PEI

Review of emergency services on P.E.I. 'should have been launched ages ago' says Opposition

Health-care advocates on P.E.I. say the entire health system on the Island needs to be revamped from top to bottom. 

'Burn the structure to the ground' and start over, advocate suggests

A review of overnight services at Western Hospital in Alberton will include a look at all emergency services across P.E.I., says Health P.E.I. CEO Dr. Michael Gardam. (CBC)

Health-care advocates on P.E.I. say the entire health system on the Island needs to be revamped from top to bottom. 

Health P.E.I. announced yesterday that at the Western Hospital in Alberton, the Collaborative Emergency Centre which provides overnight health services in West Prince, will remain closed until at least late October while a formal review of rural health services is completed.

"I think the problem is much more fundamental than an ER," said Alan MacPhee of Souris, the former chair of Islandwide Hospital Access, a group that lobbied government for better access to health care for rural Islanders from 2012 to 2016.

He said his group predicted the tsunami of problems the health-care system across Canada is seeing with staffing shortages causing long waits for ambulances, hospital beds and hospital ER closures. 

I'm really concerned with the fact that we're just getting out of the gates now when we should have been out of the gates well before this.— Michele Beaton

"We saw it 10 years ago, we shouted about it, but we were like the little boy in the dyke or Little Red Riding Hood or one of those stories where it was hard to get listened to," McPhee said. "Often people don't listen to the forecast, they deal with the rain when it comes, and it's just starting to rain."

MacPhee said he believes the entire public health-care system will collapse unless change happens immediately. 

'There's not one valid reason why we don't have enough doctors in Canada,' says Alan MacPhee, former chair of Islandwide Hospital Access, which lobbied government for better access to rural health care from 2012 to 2016. (CBC)

He believes training more doctors, and other health-care staff, is key to that success. 

"There's got to be a radical restructuring happen in all aspects of educational, certification, and in distribution and delivery [of doctors and health-care staff]," he said, advising government to "burn the structure to the ground" and start over. 

He said he has been discussing with some national organizations the possibility of a national class-action lawsuit against governments for failure to deliver basic health care. 

Retention, public paramedics seen as key

Official Opposition health critic Michele Beaton said she is not surprised with the extended closure of overnight services at the Alberton hospital, and said rural Islanders deserve better. 

A review of emergency services in P.E.I. is long overdue, she said. 

'We need to start seeing the minister actually being involved in how we're going to work our way out of this crisis, because it's going to take money and it's going to take a plan,' says Opposition health critic Michele Beaton. (Nicola MacLeod/CBC)

"That review should have been launched ages ago.

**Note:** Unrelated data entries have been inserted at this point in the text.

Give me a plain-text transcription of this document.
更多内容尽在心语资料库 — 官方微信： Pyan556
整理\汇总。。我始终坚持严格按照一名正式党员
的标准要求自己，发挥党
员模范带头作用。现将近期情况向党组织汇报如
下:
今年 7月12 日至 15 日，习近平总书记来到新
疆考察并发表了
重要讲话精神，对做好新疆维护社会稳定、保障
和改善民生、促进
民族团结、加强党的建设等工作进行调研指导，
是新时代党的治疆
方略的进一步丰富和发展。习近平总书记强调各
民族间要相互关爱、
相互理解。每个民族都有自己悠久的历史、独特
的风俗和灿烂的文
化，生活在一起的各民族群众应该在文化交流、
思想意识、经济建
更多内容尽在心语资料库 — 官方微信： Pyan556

This is not a new problem that we're having. These rural hospitals have been closed on again and off again for years," Beaton said.

"I'm really concerned with the fact that we're just getting out of the gates now when we should have been out of the gates well before this." 

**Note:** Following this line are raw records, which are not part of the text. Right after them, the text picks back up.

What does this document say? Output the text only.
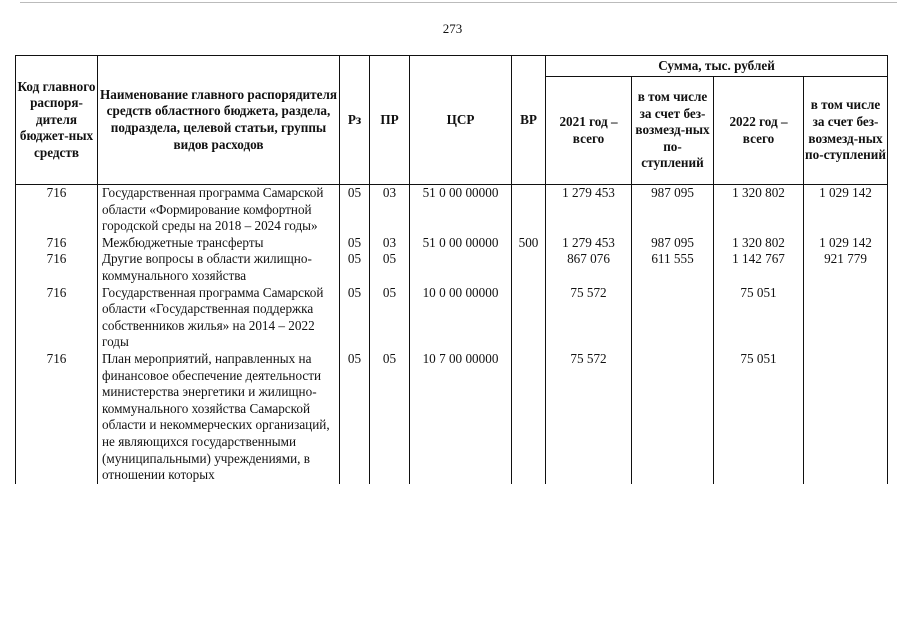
273
Код главного распоря-дителя бюджет-ных средств	Наименование главного распорядителя средств областного бюджета, раздела, подраздела, целевой статьи, группы видов расходов	Рз	ПР	ЦСР	ВР	Сумма, тыс. рублей			
						2021 год – всего	в том числе за счет без-возмезд-ных по-ступлений	2022 год – всего	в том числе за счет без-возмезд-ных по-ступлений
716	Государственная программа Самарской области «Формирование комфортной городской среды на 2018 – 2024 годы»	05	03	51 0 00 00000		1 279 453	987 095	1 320 802	1 029 142
716	Межбюджетные трансферты	05	03	51 0 00 00000	500	1 279 453	987 095	1 320 802	1 029 142
716	Другие вопросы в области жилищно-коммунального хозяйства	05	05			867 076	611 555	1 142 767	921 779
716	Государственная программа Самарской области «Государственная поддержка собственников жилья» на 2014 – 2022 годы	05	05	10 0 00 00000		75 572		75 051	
716	План мероприятий, направленных на финансовое обеспечение деятельности министерства энергетики и жилищно-коммунального хозяйства Самарской области и некоммерческих организаций, не являющихся государственными (муниципальными) учреждениями, в отношении которых	05	05	10 7 00 00000		75 572		75 051	
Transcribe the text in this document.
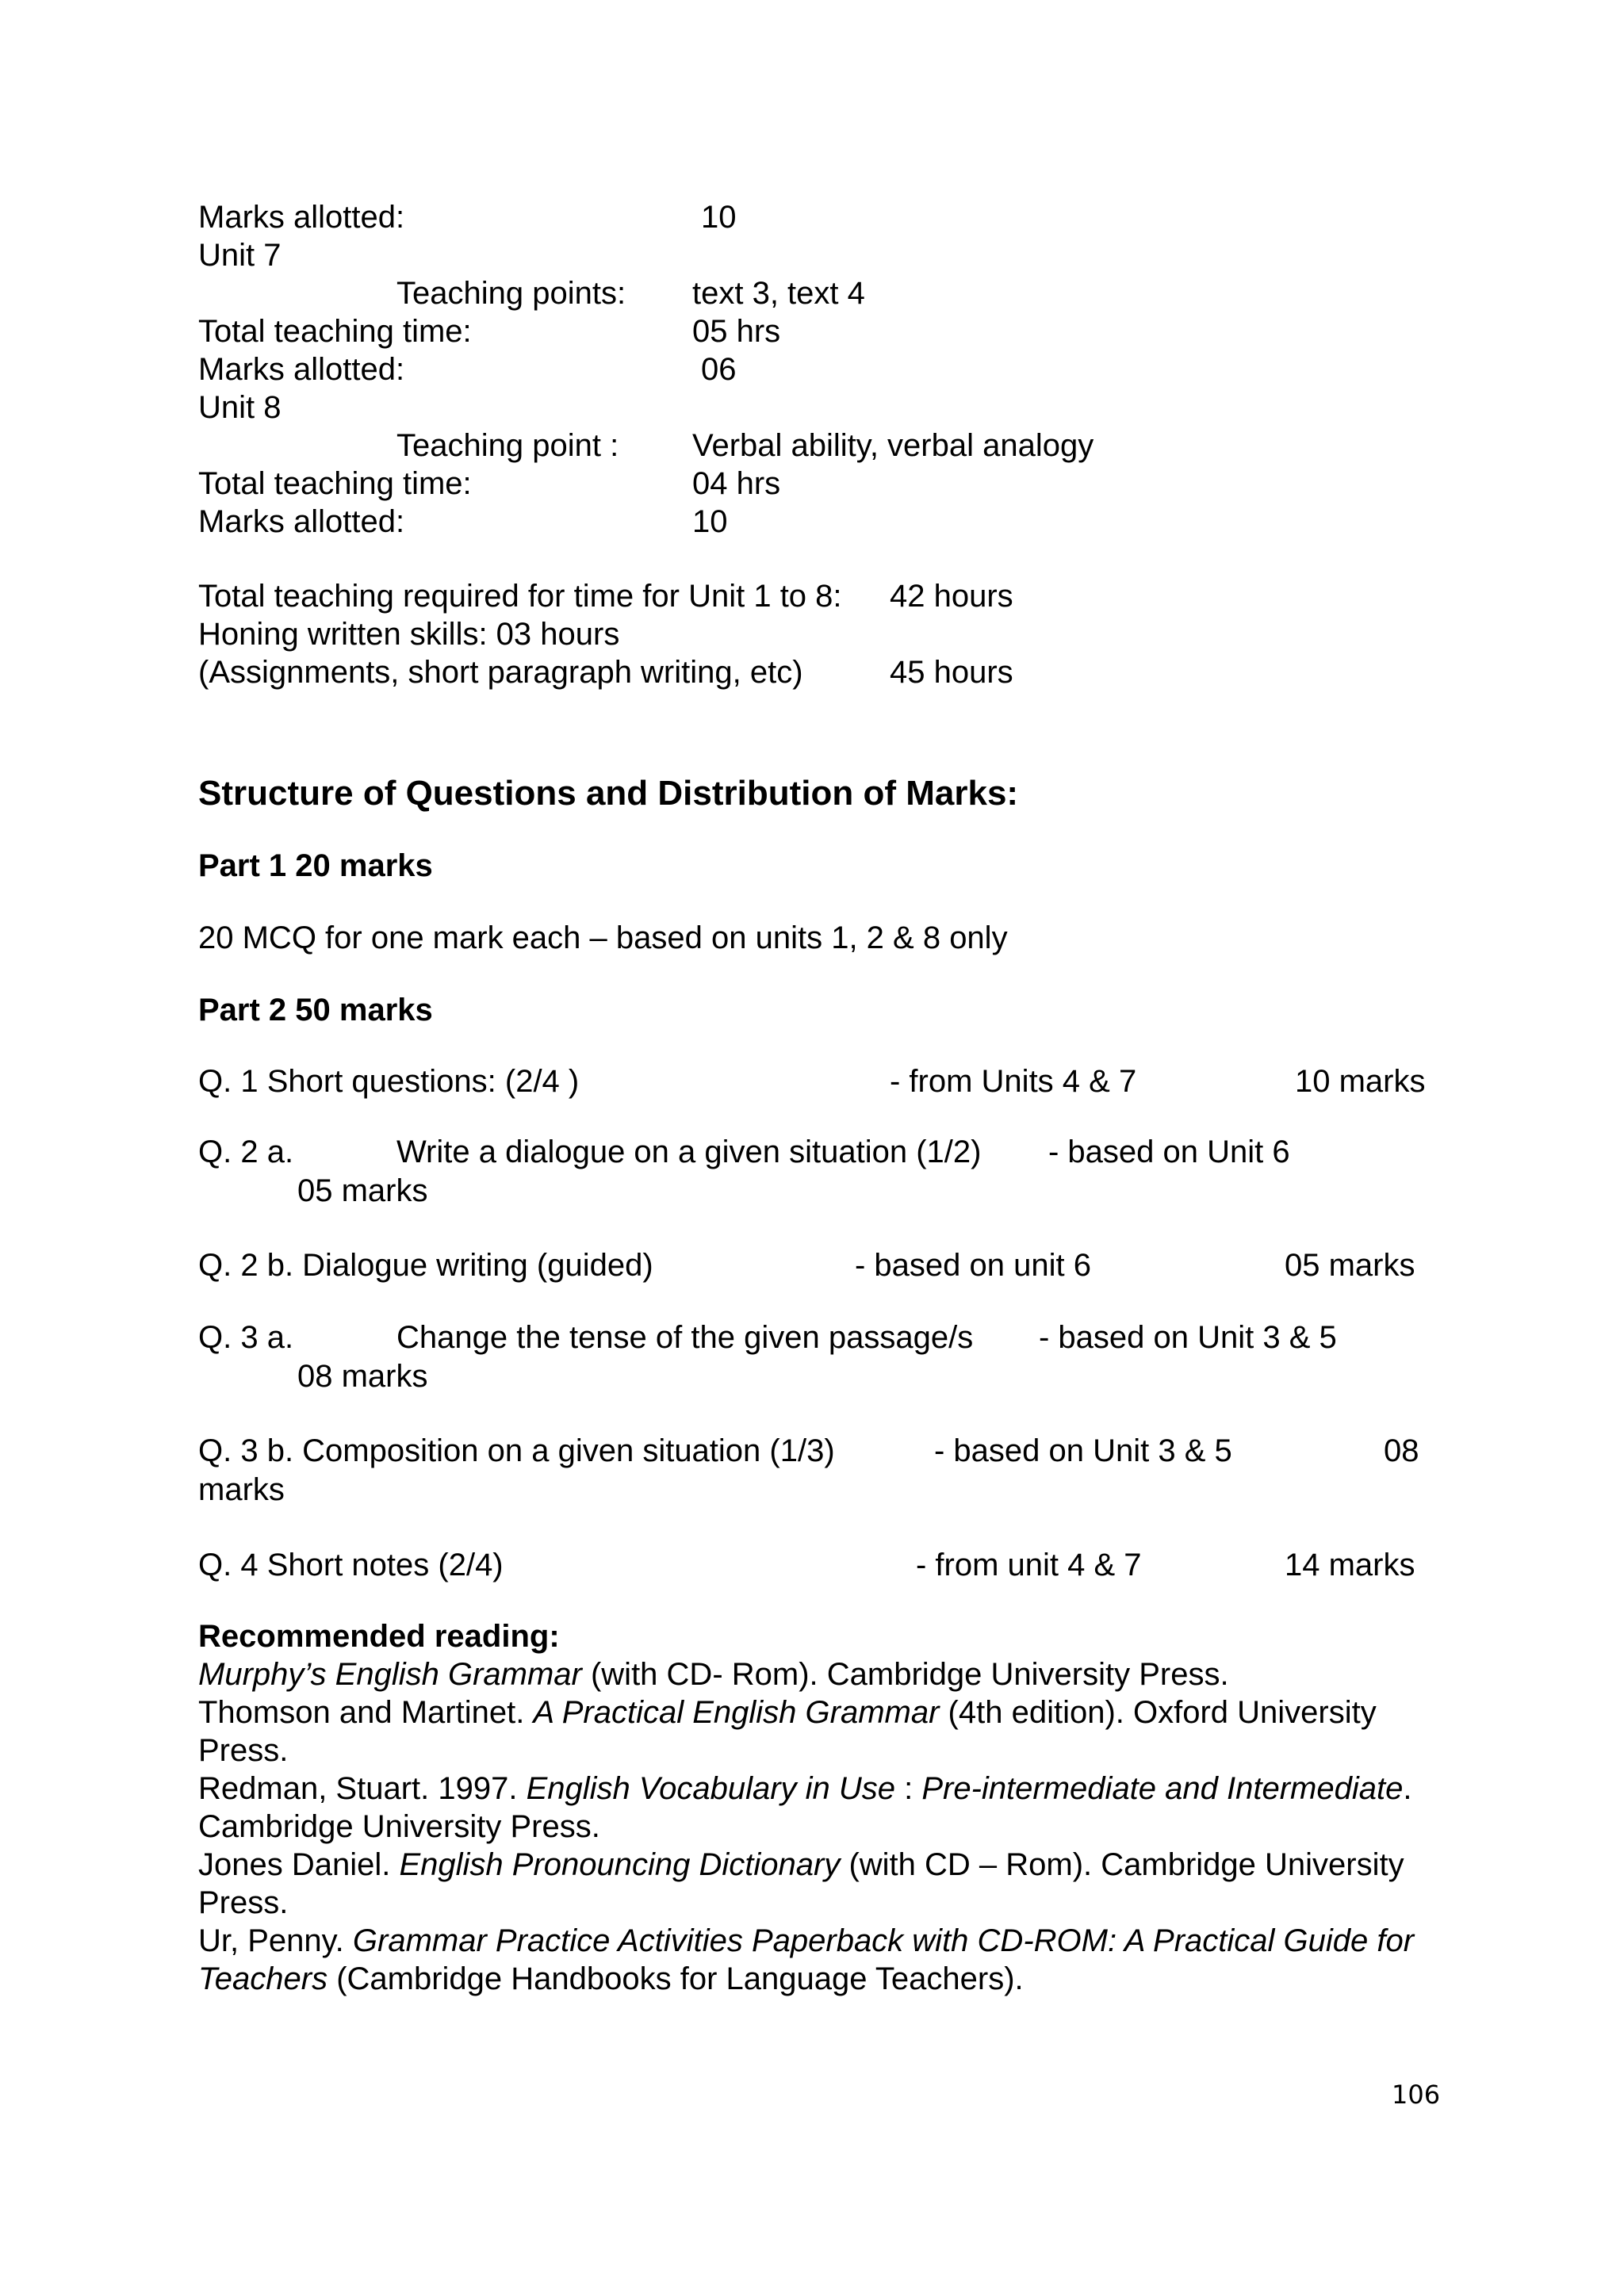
Marks allotted:	10
Unit 7
Teaching points: text 3, text 4
Total teaching time:	05 hrs
Marks allotted:	06
Unit 8
Teaching point : Verbal ability, verbal analogy
Total teaching time:	04 hrs
Marks allotted:	10
Total teaching required for time for Unit 1 to 8: 42 hours
Honing written skills: 03 hours
(Assignments, short paragraph writing, etc)	45 hours
Structure of Questions and Distribution of Marks:
Part 1 20 marks
20 MCQ for one mark each – based on units 1, 2 & 8 only
Part 2 50 marks
Q. 1 Short questions: (2/4 )	- from Units 4 & 7	10 marks
Q. 2 a.	Write a dialogue on a given situation (1/2) - based on Unit 6
05 marks
Q. 2 b. Dialogue writing (guided)	- based on unit 6	05 marks
Q. 3 a.	Change the tense of the given passage/s - based on Unit 3 & 5
08 marks
Q. 3 b. Composition on a given situation (1/3)	- based on Unit 3 & 5	08
marks
Q. 4 Short notes (2/4)	- from unit 4 & 7	14 marks
Recommended reading:
Murphy’s English Grammar (with CD- Rom). Cambridge University Press.
Thomson and Martinet. A Practical English Grammar (4th edition). Oxford University Press.
Redman, Stuart. 1997. English Vocabulary in Use : Pre-intermediate and Intermediate. Cambridge University Press.
Jones Daniel. English Pronouncing Dictionary (with CD – Rom). Cambridge University Press.
Ur, Penny. Grammar Practice Activities Paperback with CD-ROM: A Practical Guide for Teachers (Cambridge Handbooks for Language Teachers).
106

Health P.E.I. CEO Dr. Michael Gardam said the intent of the review is not to remove services from rural areas, but to improve access to care for all Islanders.

Beaton said she thinks the pressing issue is a lack of accountability, and she'd like to see Health Minister Ernie Hudson step forward with a comprehensive plan. 

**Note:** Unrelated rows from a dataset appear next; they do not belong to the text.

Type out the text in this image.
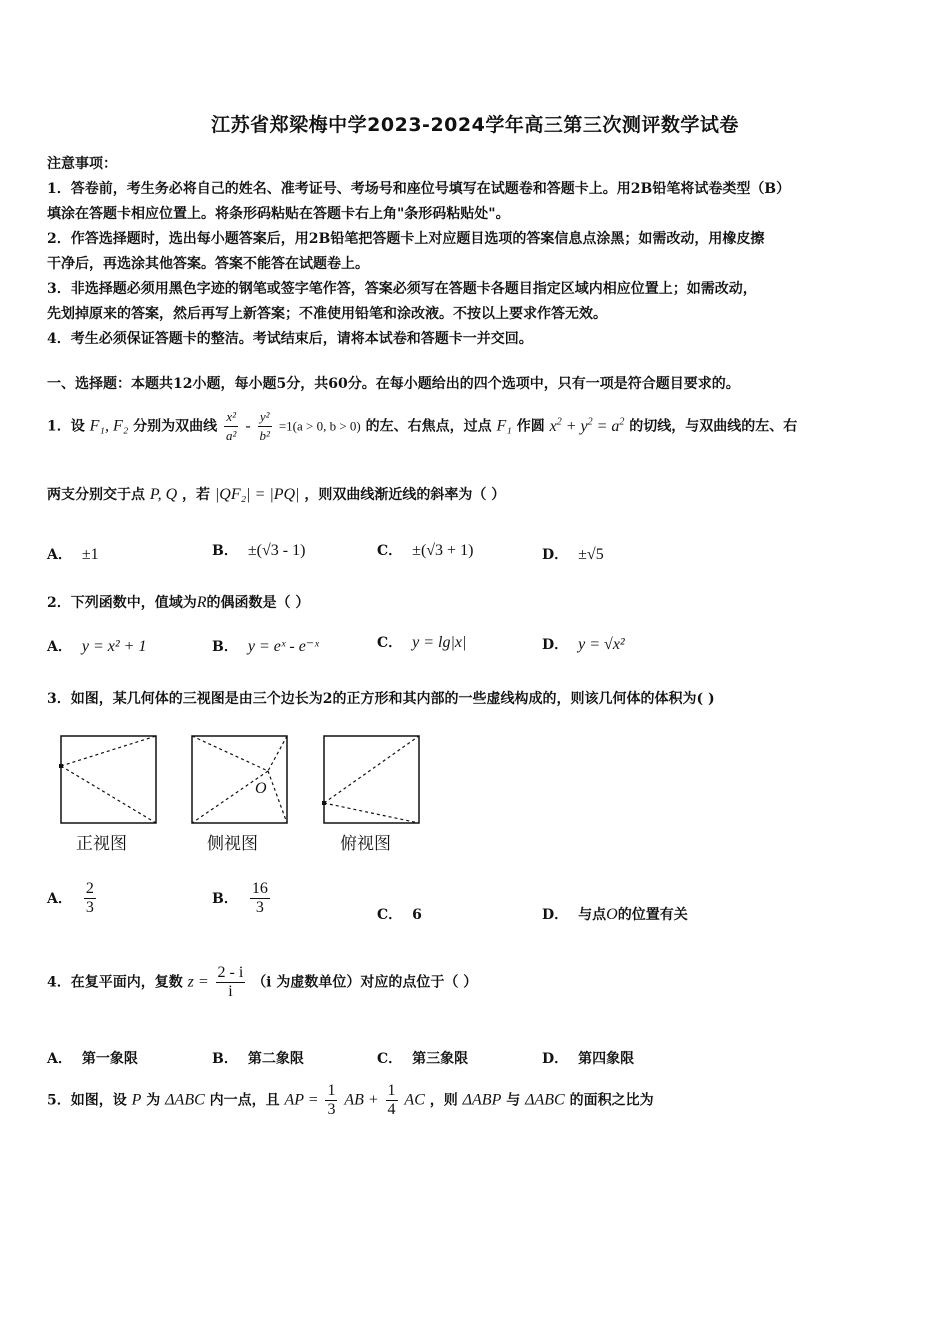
江苏省郑梁梅中学2023-2024学年高三第三次测评数学试卷

注意事项：

1．答卷前，考生务必将自己的姓名、准考证号、考场号和座位号填写在试题卷和答题卡上。用2B铅笔将试卷类型（B）

填涂在答题卡相应位置上。将条形码粘贴在答题卡右上角"条形码粘贴处"。

2．作答选择题时，选出每小题答案后，用2B铅笔把答题卡上对应题目选项的答案信息点涂黑；如需改动，用橡皮擦

干净后，再选涂其他答案。答案不能答在试题卷上。

3．非选择题必须用黑色字迹的钢笔或签字笔作答，答案必须写在答题卡各题目指定区域内相应位置上；如需改动，

先划掉原来的答案，然后再写上新答案；不准使用铅笔和涂改液。不按以上要求作答无效。

4．考生必须保证答题卡的整洁。考试结束后，请将本试卷和答题卡一并交回。

一、选择题：本题共12小题，每小题5分，共60分。在每小题给出的四个选项中，只有一项是符合题目要求的。
1．设 F₁, F₂ 分别为双曲线 $\frac{\text{x²}}{\text{a²}} - \frac{\text{y²}}{\text{b²}} =1(a > 0$, b > 0) 的左、右焦点，过点 F₁ 作圆 $x^2 + y^2 = a^2$ 的切线，与双曲线的左、右
两支分别交于点 P, Q ，若 |QF₂| = |PQ| ，则双曲线渐近线的斜率为（ ）
A． ±1	B． ±(√3 - 1)	C． ±(√3 + 1)	D． ±√5
2．下列函数中，值域为R的偶函数是（ ）
A． y = x² + 1	B． y = eˣ - e⁻ˣ	C． y = lg|x|	D． y = √x²
3．如图，某几何体的三视图是由三个边长为2的正方形和其内部的一些虚线构成的，则该几何体的体积为( )
O
正视图	侧视图	俯视图
A． $\frac{2}{3}$	B． $\frac{16}{3}$	C． 6	D． 与点O的位置有关
4．在复平面内，复数 $z = \frac{2 - i}{i} (i$ 为虚数单位）对应的点位于（ ）
A． 第一象限	B． 第二象限	C． 第三象限	D． 第四象限
5．如图，设 P 为 ΔABC 内一点，且 AP = $\frac{1}{3}$ AB + $\frac{1}{4}$ AC ，则 ΔABP 与 ΔABC 的面积之比为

Retention of health-care workers is another key to system reform, she said. Four family physicians on P.E.I. left their practices this spring and summer, with another dumping some patients to ease his workload. 

"We can't lose more health-care workers," Beaton said. "We need to address what the frontline health-care workers need in order to feel valued and respected." 

She thinks another solution could be including paramedics in P.E.I.'s health system, not just those contracted by government through the privately-run ambulance service Island EMS, operated by Medavie. 

"I think changing the system to look at having public paramedicine within our health-care system will be critical," Beaton said.